November 15 was an important day for the restoration, the FRA made their first official inspection and report of the locomotive. The on site inspection lasted about an hour and included an interior and exterior boiler inspection as well as running gear inspection. They were very impressed with the quality and amount of work that had been done so far and gave us the go ahead to install tubes. With the help of the FRA’s fancy inspection camera we did discover what at first glance appeared to be about an 18 inch crack in one of the firebox side sheets that we had not seen before. After a more in depth investigation it was discovered that it was actually a welded joint from an old railroad repair in which the weld had not fully penetrated, thus looking like a crack from the inside. In short, it is a relatively easy fix that our welder Robbie is already scheduled to take care of after the first of the year.
With things going well on the boiler side of the project, the photos below show the driver work is also moving along up at the Mt. Rainier Scenic RR. As of December, the #1 and 2 drivers are complete as are most fo the driver boxes while the #3 driver is scheduled to receive a new axle as soon as the material arrives at Mt. Rainier’s shops.
December 22 we were back at work in Independence. A warmer than normal December day allowed us to make good progress. After having had removed it one more time for the FRA, the throttle was once again (and hopefully for the last time) re-installed.
Perhaps the most exciting thing was that after numerous fittings and adjustments the second water glass was finally finished! This project really turned out nice. With all the machine work in fittings and valves, and acquiring the second water glass, this little project cost in total about $2000 dollars. With the completion of some other little projects such as a new steam gauge line and lapping and installing the new engineers side boiler check, we are coming down the home stretch of sealing up the boiler!
With half of us working on the smaller items, the rest worked on cutting and installing the remaining tubes. In all, about 70 tubes were cut and put in the boiler by the end of the day, which means all of the tubes are cut to length and in place! Next up is to install the copper ferrels and roll the tubes in place.
What a great 12 months of work that has occured on the #18 in 2013, THANK YOU ALL that at one time or another have come up and helped or just supported us with your donations, we couldn’t do it without you. 2014 should be even more exciting in Independence.

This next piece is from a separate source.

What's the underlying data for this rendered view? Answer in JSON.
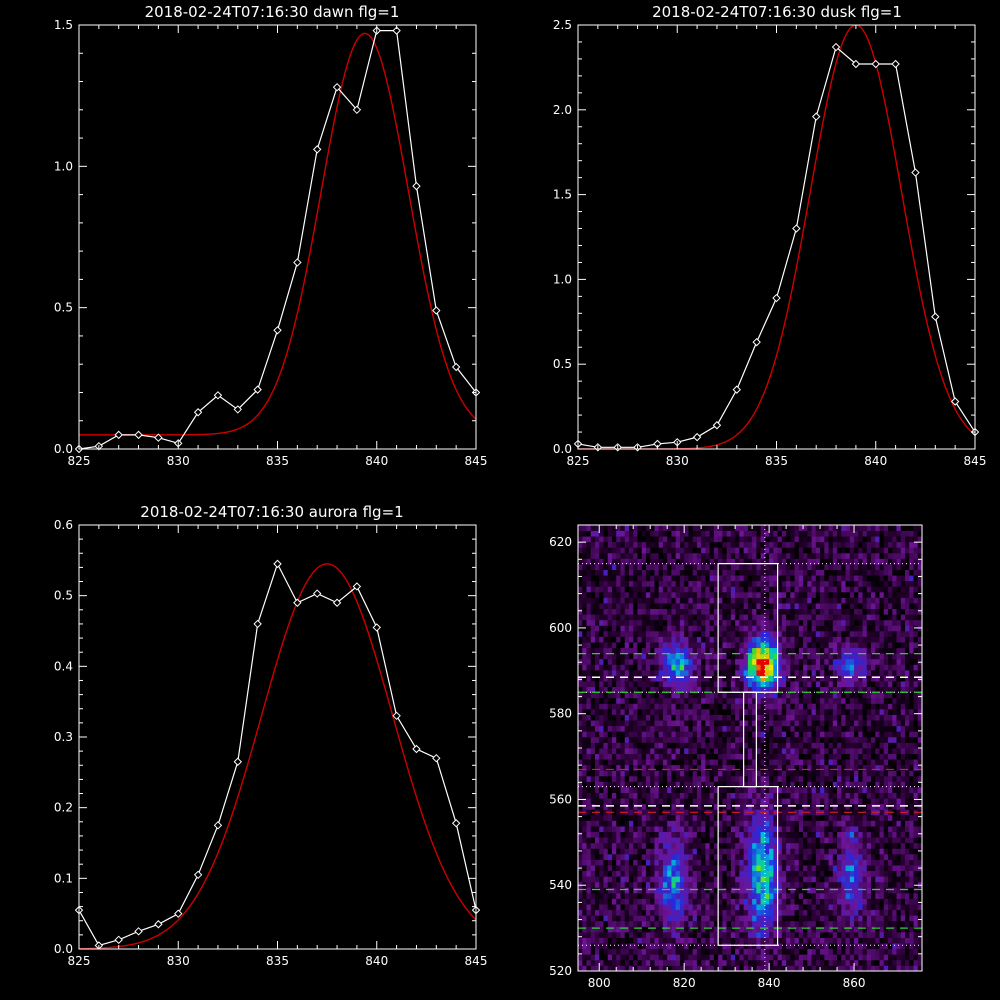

October 26-27 was our latest work session in Independence on SP #18 and the 26th was the night of our 4th Annual Birthday BBQ fundraiser. The fundraiser was a great success, with over 170 folks in attendance from near and far for the evenings dinner and activities. We took in a total of just over $14,000.00. That included the BBQ, raffle, merchandise and membership sales as well as individual donations. That is the largest amount we have raised to date on one of our dinners. One such donation came from Sara and Bob Bauer who donated $6500 toward the purchase of the air tanks and boiler insulation. They gave the donation in memory of Chard Walker who was a long time station agent at the Summit station on Cajon pass.

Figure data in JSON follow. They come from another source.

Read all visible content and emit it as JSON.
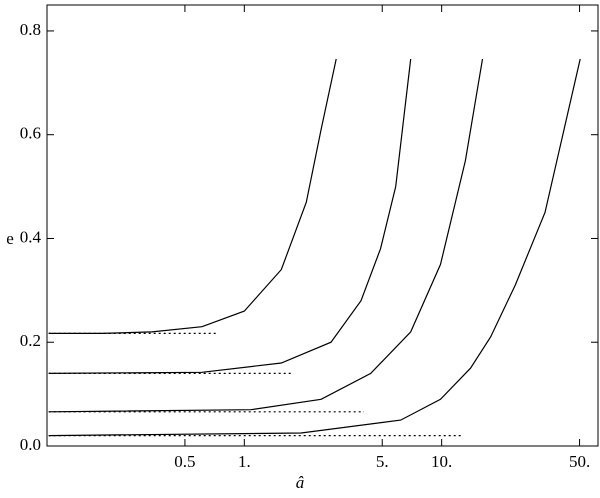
{
  "chart_data": {
    "type": "line",
    "x_label": "â",
    "y_label": "e",
    "x_log": true,
    "xlim": [
      0.1,
      62
    ],
    "ylim": [
      0,
      0.85
    ],
    "xticks": [
      0.5,
      {
        "value": 1,
        "label": "1."
      },
      {
        "value": 5,
        "label": "5."
      },
      {
        "value": 10,
        "label": "10."
      },
      {
        "value": 50,
        "label": "50."
      }
    ],
    "yticks": [
      {
        "value": 0,
        "label": "0.0"
      },
      0.2,
      0.4,
      0.6,
      0.8
    ],
    "series": [
      {
        "color": "#000000",
        "style": "solid",
        "x": [
          0.102,
          0.19,
          0.34,
          0.61,
          1,
          1.54,
          2.06,
          2.45,
          2.92
        ],
        "values": [
          0.217,
          0.217,
          0.22,
          0.23,
          0.26,
          0.34,
          0.47,
          0.61,
          0.746
        ]
      },
      {
        "color": "#000000",
        "style": "solid",
        "x": [
          0.102,
          0.61,
          1.54,
          2.75,
          3.9,
          4.9,
          5.85,
          6.97
        ],
        "values": [
          0.14,
          0.142,
          0.16,
          0.2,
          0.28,
          0.38,
          0.5,
          0.746
        ]
      },
      {
        "color": "#000000",
        "style": "solid",
        "x": [
          0.102,
          1.08,
          2.45,
          4.37,
          6.97,
          9.87,
          13.2,
          16.1
        ],
        "values": [
          0.066,
          0.07,
          0.09,
          0.14,
          0.22,
          0.35,
          0.55,
          0.746
        ]
      },
      {
        "color": "#000000",
        "style": "solid",
        "x": [
          0.102,
          1.94,
          6.2,
          9.87,
          14.0,
          17.7,
          23.6,
          33.4,
          50.4
        ],
        "values": [
          0.02,
          0.025,
          0.05,
          0.09,
          0.15,
          0.21,
          0.31,
          0.45,
          0.746
        ]
      },
      {
        "color": "#000000",
        "style": "dotted",
        "x": [
          0.102,
          0.72
        ],
        "values": [
          0.217,
          0.217
        ]
      },
      {
        "color": "#000000",
        "style": "dotted",
        "x": [
          0.102,
          1.77
        ],
        "values": [
          0.14,
          0.14
        ]
      },
      {
        "color": "#000000",
        "style": "dotted",
        "x": [
          0.102,
          4.04
        ],
        "values": [
          0.066,
          0.066
        ]
      },
      {
        "color": "#000000",
        "style": "dotted",
        "x": [
          0.102,
          12.9
        ],
        "values": [
          0.02,
          0.02
        ]
      }
    ]
  }
}
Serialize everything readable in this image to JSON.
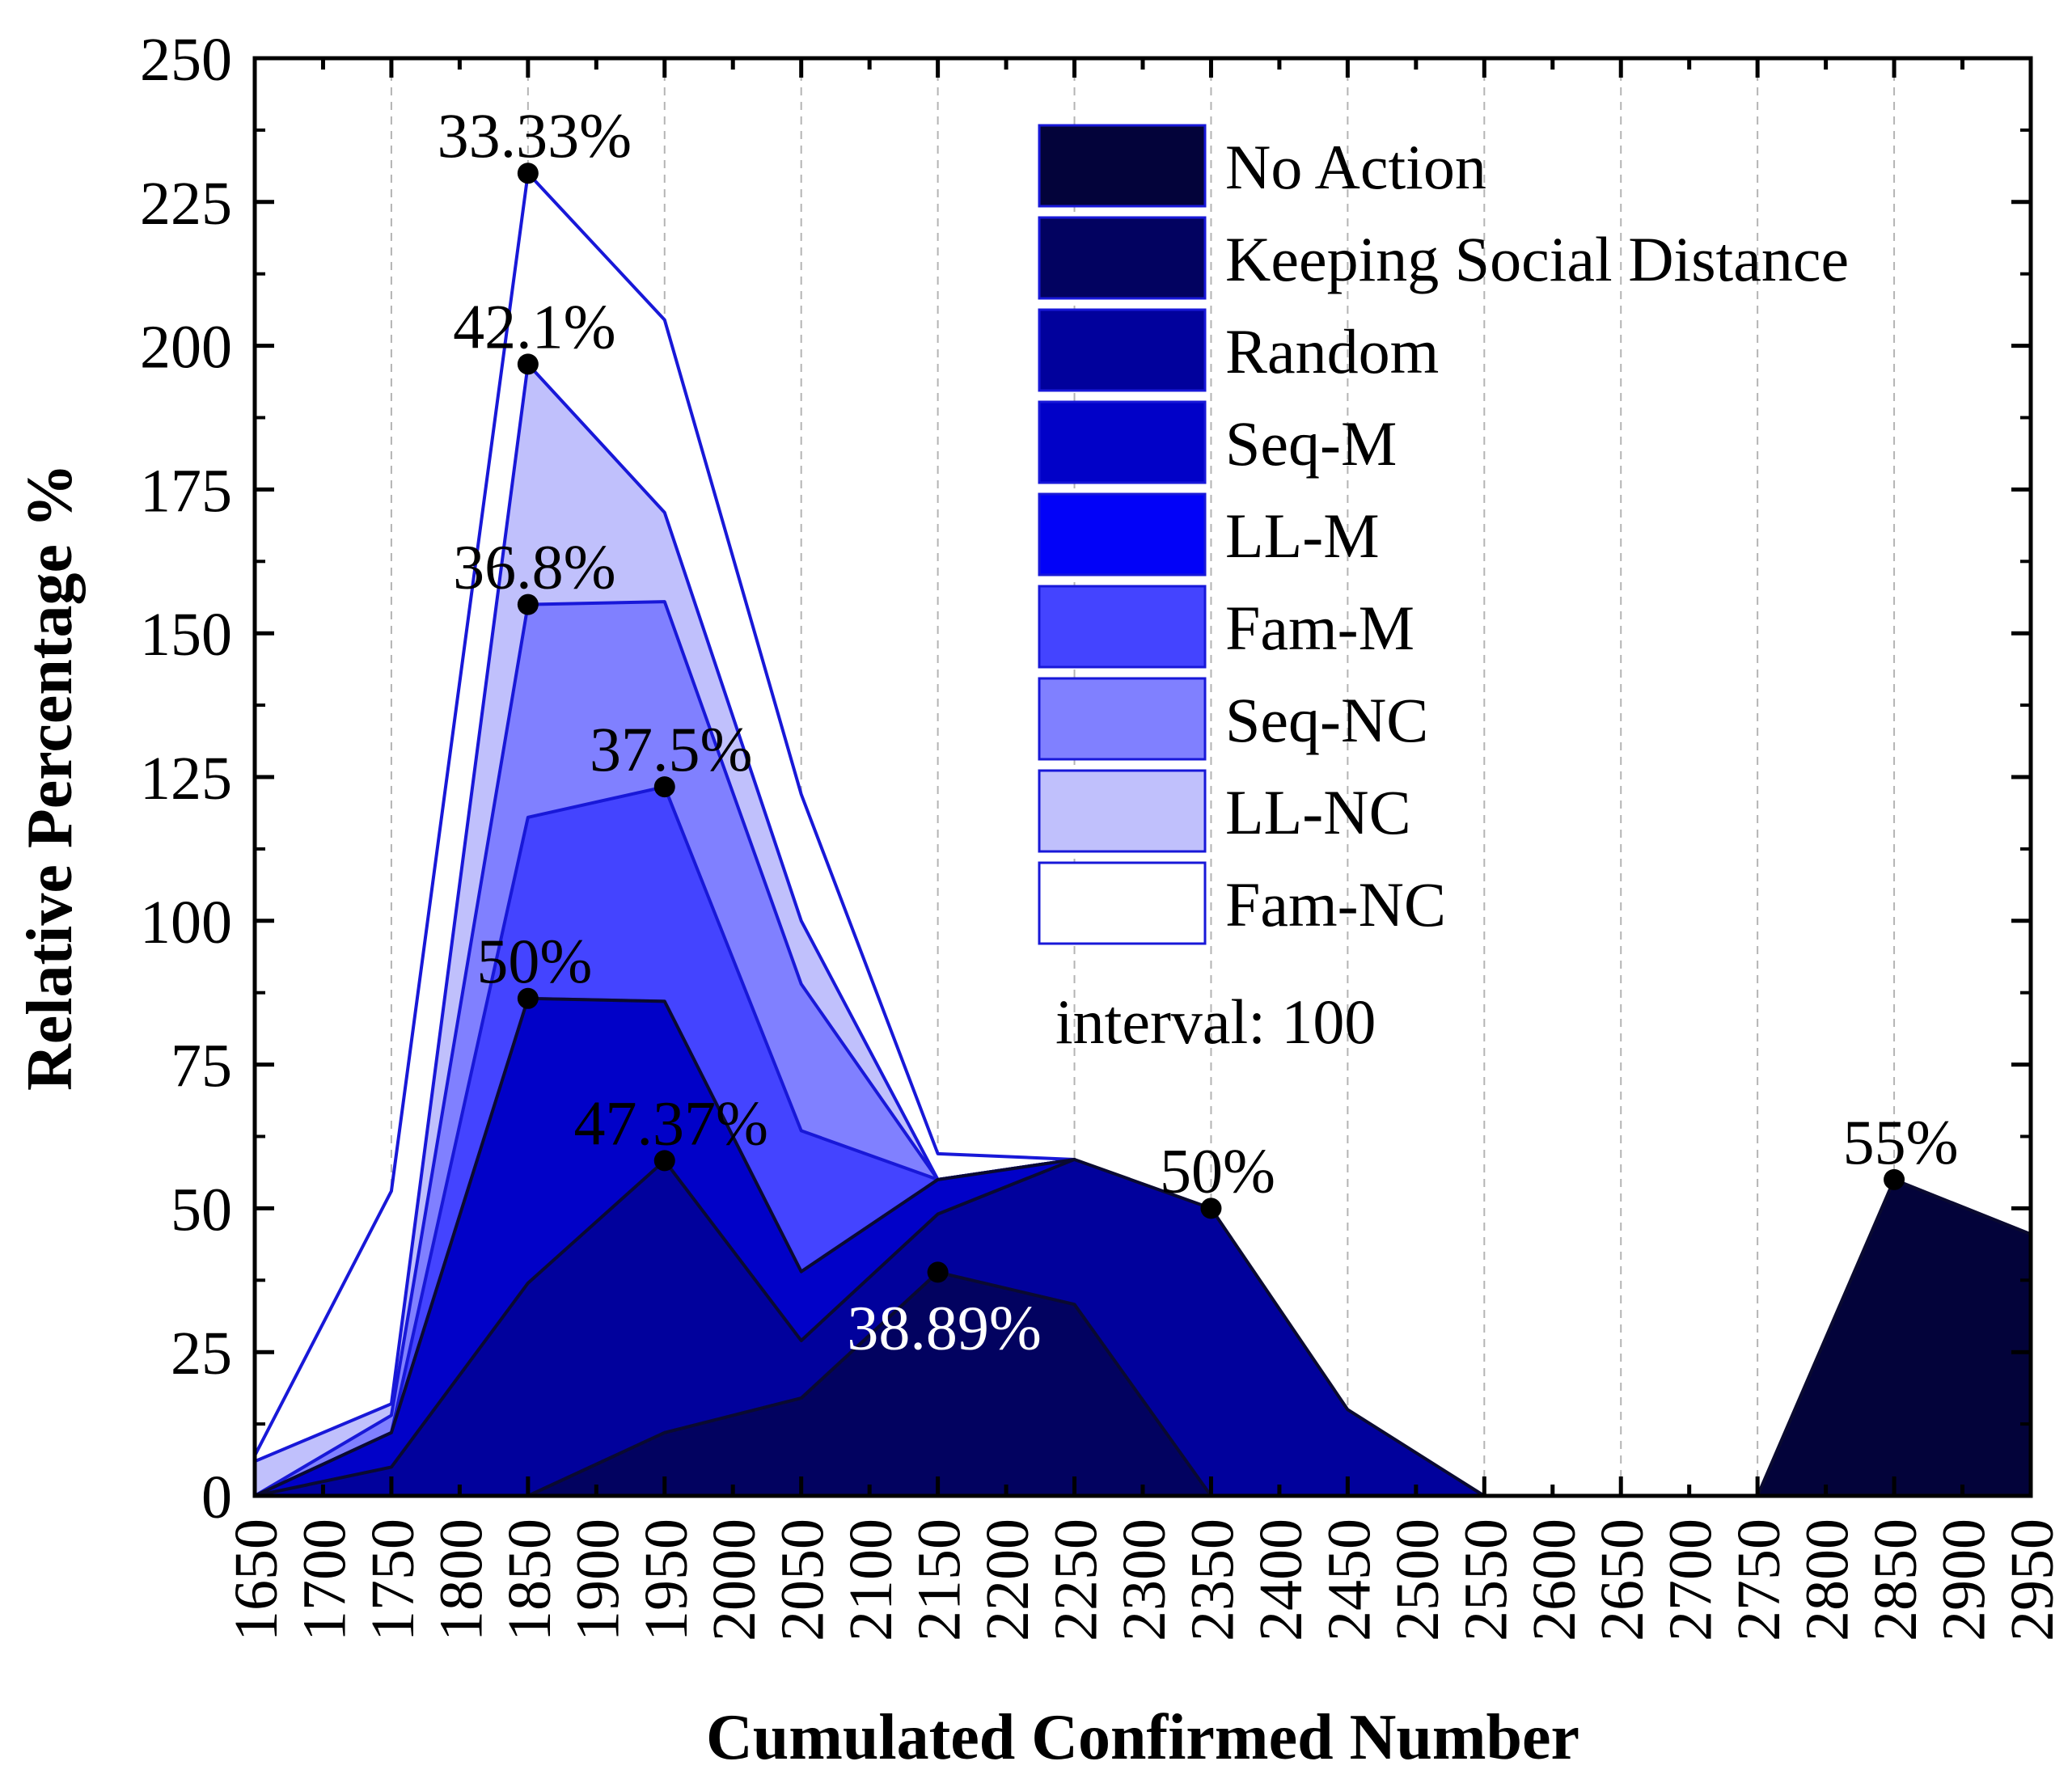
{
  "chart_data": {
    "type": "area",
    "title": "",
    "xlabel": "Cumulated Confirmed Number",
    "ylabel": "Relative Percentage %",
    "x": [
      1650,
      1750,
      1850,
      1950,
      2050,
      2150,
      2250,
      2350,
      2450,
      2550,
      2650,
      2750,
      2850,
      2950
    ],
    "xlim": [
      1650,
      2950
    ],
    "ylim": [
      0,
      250
    ],
    "x_ticks": [
      1650,
      1700,
      1750,
      1800,
      1850,
      1900,
      1950,
      2000,
      2050,
      2100,
      2150,
      2200,
      2250,
      2300,
      2350,
      2400,
      2450,
      2500,
      2550,
      2600,
      2650,
      2700,
      2750,
      2800,
      2850,
      2900,
      2950
    ],
    "y_ticks": [
      0,
      25,
      50,
      75,
      100,
      125,
      150,
      175,
      200,
      225,
      250
    ],
    "grid": "vertical dashed",
    "legend_position": "top-right",
    "note": "interval: 100",
    "series": [
      {
        "name": "No Action",
        "color": "#03033a",
        "values": [
          0,
          0,
          0,
          0,
          0,
          0,
          0,
          0,
          0,
          0,
          0,
          0,
          55,
          45.5
        ]
      },
      {
        "name": "Keeping Social Distance",
        "color": "#020260",
        "values": [
          0,
          0,
          0,
          11,
          17,
          38.89,
          33.3,
          0,
          0,
          0,
          0,
          0,
          0,
          0
        ]
      },
      {
        "name": "Random",
        "color": "#01019c",
        "values": [
          0,
          5,
          37,
          58.3,
          27,
          49,
          58.5,
          50,
          15,
          0,
          0,
          0,
          0,
          0
        ]
      },
      {
        "name": "Seq-M",
        "color": "#0101c8",
        "values": [
          0,
          11,
          86.5,
          86,
          39,
          55,
          58.5,
          0,
          0,
          0,
          0,
          0,
          0,
          0
        ]
      },
      {
        "name": "LL-M",
        "color": "#0202f8",
        "values": [
          0,
          11,
          86.5,
          86,
          39,
          55,
          58.5,
          0,
          0,
          0,
          0,
          0,
          0,
          0
        ]
      },
      {
        "name": "Fam-M",
        "color": "#4444ff",
        "values": [
          0,
          11,
          118,
          123.3,
          63.5,
          55,
          58.5,
          0,
          0,
          0,
          0,
          0,
          0,
          0
        ]
      },
      {
        "name": "Seq-NC",
        "color": "#8080ff",
        "values": [
          0,
          14,
          155,
          155.5,
          89,
          55,
          58.5,
          0,
          0,
          0,
          0,
          0,
          0,
          0
        ]
      },
      {
        "name": "LL-NC",
        "color": "#c0c0fc",
        "values": [
          6,
          16,
          196.8,
          171,
          100,
          55,
          58.5,
          0,
          0,
          0,
          0,
          0,
          0,
          0
        ]
      },
      {
        "name": "Fam-NC",
        "color": "#ffffff",
        "values": [
          7,
          53,
          230,
          204.5,
          122,
          59.5,
          58.5,
          0,
          0,
          0,
          0,
          0,
          0,
          0
        ]
      }
    ],
    "annotations": [
      {
        "text": "33.33%",
        "x": 1850,
        "y": 230,
        "color": "#000000"
      },
      {
        "text": "42.1%",
        "x": 1850,
        "y": 196.8,
        "color": "#000000"
      },
      {
        "text": "36.8%",
        "x": 1850,
        "y": 155,
        "color": "#000000"
      },
      {
        "text": "37.5%",
        "x": 1950,
        "y": 123.3,
        "color": "#000000"
      },
      {
        "text": "50%",
        "x": 1850,
        "y": 86.5,
        "color": "#000000"
      },
      {
        "text": "47.37%",
        "x": 1950,
        "y": 58.3,
        "color": "#000000"
      },
      {
        "text": "38.89%",
        "x": 2150,
        "y": 38.89,
        "color": "#ffffff"
      },
      {
        "text": "50%",
        "x": 2350,
        "y": 50,
        "color": "#000000"
      },
      {
        "text": "55%",
        "x": 2850,
        "y": 55,
        "color": "#000000"
      }
    ]
  }
}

As for the restoration, a significant part was started on Saturday.We began the installation of the tubes in the boiler. We installed 65 tubes (one third the total amount) and cut them to length; none of the tubes were permanently rolled into place. Once the first tube is rolled we have one year before the clock starts on the 1472 days of operation, or 15 years before they must be replaced per the FRA form 4, so we will not start rolling until the drivers are back in place.
Other work done included the installation of the throttle valve and linkage, now when the handle in the cab is pulled the valve in the boiler opens. Bob and Gary also worked on the water glass steam valves and made some plumbing adjustments needed to make the second water glass fit properly.
On Sunday while more tubes were being installed I did some body work on the firebox door. The door was pretty beat up and out of shape. It also had several cracks in the sheet metal. I worked the metal a bit and welded some of the cracks. There’s more work to be done but its closer. Compare it to the photo in the last post.
And mean while up in Washington, the drivers are coming along but will be slightly delayed. After completing the work on the first two drivers it was discovered that the #3 driver axle is too small and will require replacement. It has also been determined that one journal crown brass will also require replacement. All together, that means that we probably will not see the drivers completed until the first of the year and they will cost us a bit more than initially estimated. Its all just part of the process required to bring the #18 back to life!